I think importantly, coming into any situation like we are experiencing right now, it is important to be comfortable with the strategy and the portfolio. And a concept that we historically have deployed in managing the strategy is that we strike a balance between what we call ‘resilient’ companies that should hold up rather well under a number of economic scenarios, and then we have another portion of the portfolio that we define as ‘optionality’, which has a higher range of outcomes and growth optionality, but clearly could come under more stress when valuations come in or the macroeconomic environment puts general pressure on all businesses. So we actually feel pretty comfortable. One of the important things about that is we have confidence in how we are currently positioned, but what this does give us is the opportunity to do what I call ‘upgrade around the edges’, and so there are always some positions that maybe we have been questioning the (investment) thesis a little bit or considering selling. And when you get a broad-based sell-off where everything comes down, you get some of our higher quality assets or our real growth optionality (at more attractive valuations).
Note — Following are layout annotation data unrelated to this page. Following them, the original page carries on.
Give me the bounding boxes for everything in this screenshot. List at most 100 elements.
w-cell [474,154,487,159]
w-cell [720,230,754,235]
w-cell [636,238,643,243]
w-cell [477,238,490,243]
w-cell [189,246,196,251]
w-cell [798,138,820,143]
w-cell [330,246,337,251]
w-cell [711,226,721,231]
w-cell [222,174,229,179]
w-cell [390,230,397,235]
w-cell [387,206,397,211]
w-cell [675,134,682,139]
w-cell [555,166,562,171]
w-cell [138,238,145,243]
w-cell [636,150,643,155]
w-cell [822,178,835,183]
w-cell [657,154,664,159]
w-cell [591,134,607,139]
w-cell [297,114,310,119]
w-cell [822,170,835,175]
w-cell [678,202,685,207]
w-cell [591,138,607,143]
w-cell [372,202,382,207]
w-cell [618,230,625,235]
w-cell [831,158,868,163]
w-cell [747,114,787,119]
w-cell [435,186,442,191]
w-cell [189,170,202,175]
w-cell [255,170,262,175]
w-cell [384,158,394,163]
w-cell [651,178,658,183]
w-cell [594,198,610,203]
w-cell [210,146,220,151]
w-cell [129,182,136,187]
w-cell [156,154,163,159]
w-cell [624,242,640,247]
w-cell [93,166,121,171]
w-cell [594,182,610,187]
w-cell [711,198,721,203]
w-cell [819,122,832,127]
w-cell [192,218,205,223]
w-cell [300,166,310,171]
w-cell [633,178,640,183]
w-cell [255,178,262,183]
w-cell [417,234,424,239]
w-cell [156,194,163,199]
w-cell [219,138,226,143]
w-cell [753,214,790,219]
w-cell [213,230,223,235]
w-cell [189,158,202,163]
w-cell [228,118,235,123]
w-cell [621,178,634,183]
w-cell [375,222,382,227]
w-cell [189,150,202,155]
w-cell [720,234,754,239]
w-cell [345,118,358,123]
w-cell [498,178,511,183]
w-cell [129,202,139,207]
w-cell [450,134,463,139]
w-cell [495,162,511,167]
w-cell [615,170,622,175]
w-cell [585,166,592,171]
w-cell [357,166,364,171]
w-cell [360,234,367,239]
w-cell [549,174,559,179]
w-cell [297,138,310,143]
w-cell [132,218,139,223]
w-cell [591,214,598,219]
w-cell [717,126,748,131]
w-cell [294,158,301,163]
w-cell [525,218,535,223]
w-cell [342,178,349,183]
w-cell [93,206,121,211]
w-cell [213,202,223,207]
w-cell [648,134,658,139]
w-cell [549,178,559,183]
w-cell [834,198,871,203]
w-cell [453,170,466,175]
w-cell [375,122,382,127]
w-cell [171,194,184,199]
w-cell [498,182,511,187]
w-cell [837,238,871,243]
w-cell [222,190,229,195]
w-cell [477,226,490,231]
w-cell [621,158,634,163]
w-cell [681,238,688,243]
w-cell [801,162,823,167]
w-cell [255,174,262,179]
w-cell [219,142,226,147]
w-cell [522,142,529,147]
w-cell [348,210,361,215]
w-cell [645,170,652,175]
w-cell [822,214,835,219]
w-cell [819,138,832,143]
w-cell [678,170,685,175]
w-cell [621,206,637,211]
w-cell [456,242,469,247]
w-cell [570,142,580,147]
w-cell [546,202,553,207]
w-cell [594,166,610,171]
Another element of our thinking is that we are clearly cautious on the short term, given the amount of potential economic damage andwhat that could mean for companies, earnings and free cashflow streams. At the same time, we are also trying to balance that with our longer-term view of mega-themes that we continue to talk about for the strategy, those being the cloud, artificial intelligence, machine learning, Internet of Things and connectivity with 5G; and those don’t go away by any means. In many ways, they become more pronounced. But I think importantly, as we get through this, there are fundamental things that will reshape both enterprise and consumer behaviour and those are really long lasting. Everything from the virtual workplace and how corporations enable that ̶, virtual call centres for serving customers, collaboration, the way that we digitise and enterprise, so that we are not constrained by physical forces, there are just many, many different themes. And as people are forced to actually adopt these type of technologies, they realise how productivity-enhancing it really is and those are long lasting and durable. And I would say on the consumer side you see the same thing in terms of whether it is completely adopting ecommerce, leveraging Apple Pay because you don’t want to touch a point of sale terminal, or food delivery and groceries. These are things that as consumers get comfortable with them and are actually forced to adopt them, they realise just how much better off they are leveraging these types of services. And so I think those will be the most long-lasting effects that we will have as we look back on this period two or three years from now. It is really what it has meant for reshaping the way companies think about the evolution of their IP infrastructures** and the way consumers actually change their behaviour to adopt many of these newer and more efficient technologies.
*Earnings before interest, tax, depreciation and amortisation.
** IP (internet protocol) allows computers to communicate with each other; IP infrastructure is the network between a communications medium and the applications that are built upon this medium.